The options expire in August of next year. Yet in order to exercise them, Musk has to pay the income tax on the gain. Since the options are taxed as an employee benefit or compensation, they will be taxed at top ordinary-income levels, or 37% plus the 3.8% net investment tax. He will also have to pay the 13.3% top tax rate in California since the options were granted and mostly earned while he was a California tax resident.

Combined, the state and federal tax rate will be 54.1%. So the total tax bill on his options, at the current price, would be $15 billion.

Musk hasn’t confirmed the size of the tax bill. But he tweeted: “Note, I do not take a cash salary or bonus from anywhere.

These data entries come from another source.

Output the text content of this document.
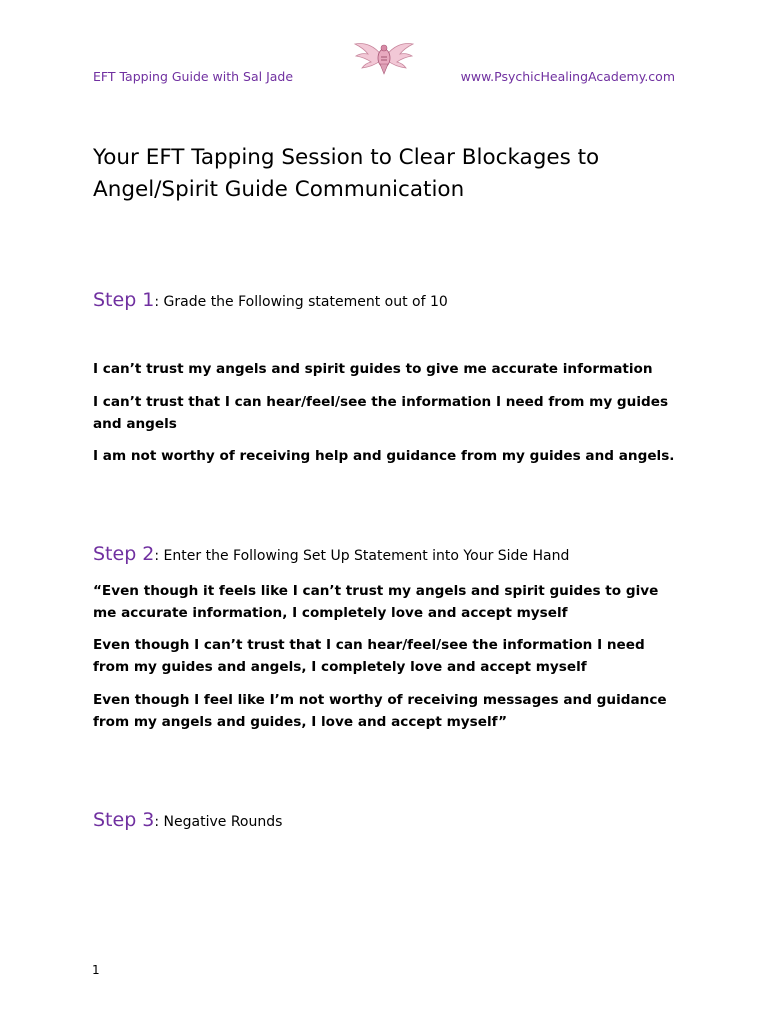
EFT Tapping Guide with Sal Jade	www.PsychicHealingAcademy.com
Your EFT Tapping Session to Clear Blockages to
Angel/Spirit Guide Communication
Step 1: Grade the Following statement out of 10
I can’t trust my angels and spirit guides to give me accurate information
I can’t trust that I can hear/feel/see the information I need from my guides and angels
I am not worthy of receiving help and guidance from my guides and angels.
Step 2: Enter the Following Set Up Statement into Your Side Hand
“Even though it feels like I can’t trust my angels and spirit guides to give me accurate information, I completely love and accept myself
Even though I can’t trust that I can hear/feel/see the information I need from my guides and angels, I completely love and accept myself
Even though I feel like I’m not worthy of receiving messages and guidance from my angels and guides, I love and accept myself”
Step 3: Negative Rounds
1
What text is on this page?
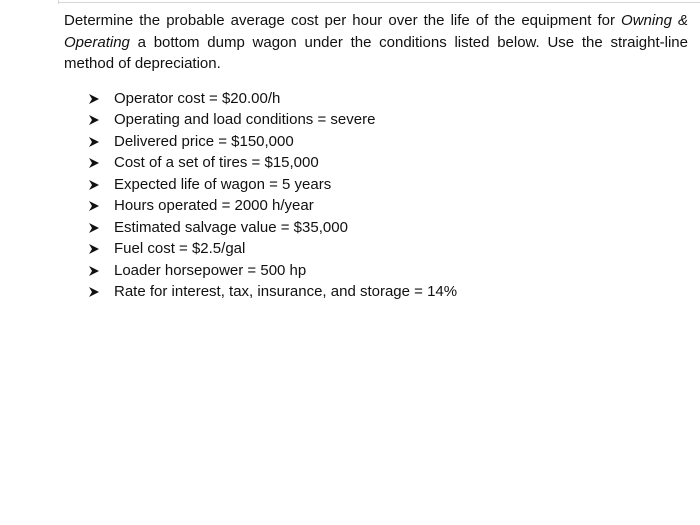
Determine the probable average cost per hour over the life of the equipment for Owning & Operating a bottom dump wagon under the conditions listed below. Use the straight-line method of depreciation.

Operator cost = $20.00/h
Operating and load conditions = severe
Delivered price = $150,000
Cost of a set of tires = $15,000
Expected life of wagon = 5 years
Hours operated = 2000 h/year
Estimated salvage value = $35,000
Fuel cost = $2.5/gal
Loader horsepower = 500 hp
Rate for interest, tax, insurance, and storage = 14%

I only have stock, thus the only way for me to pay taxes personally is to sell stock.”

Since CEOs have limited windows in which to sell stock, and Musk would likely want to stagger the sales over at least two quarters, analysts and tax experts have been expecting Musk to start selling in the fourth quarter of 2021.

At an appearance at the Code conference in September, Musk said: “I have a bunch of options that are expiring early next year, so … a huge block of options will sell in Q4 — because I have to or they’ll expire.”

Musk, of course, could also borrow more against his Tesla shares, which now total over $200 billion. Yet he has already pledged 92 million shares to lenders for cash borrowing. When asked at the Code conference about borrowing against such volatile shares, he said, “Stocks don’t always go up, they also go down.”

CNBC’s Lora Kolodny contributed to this report.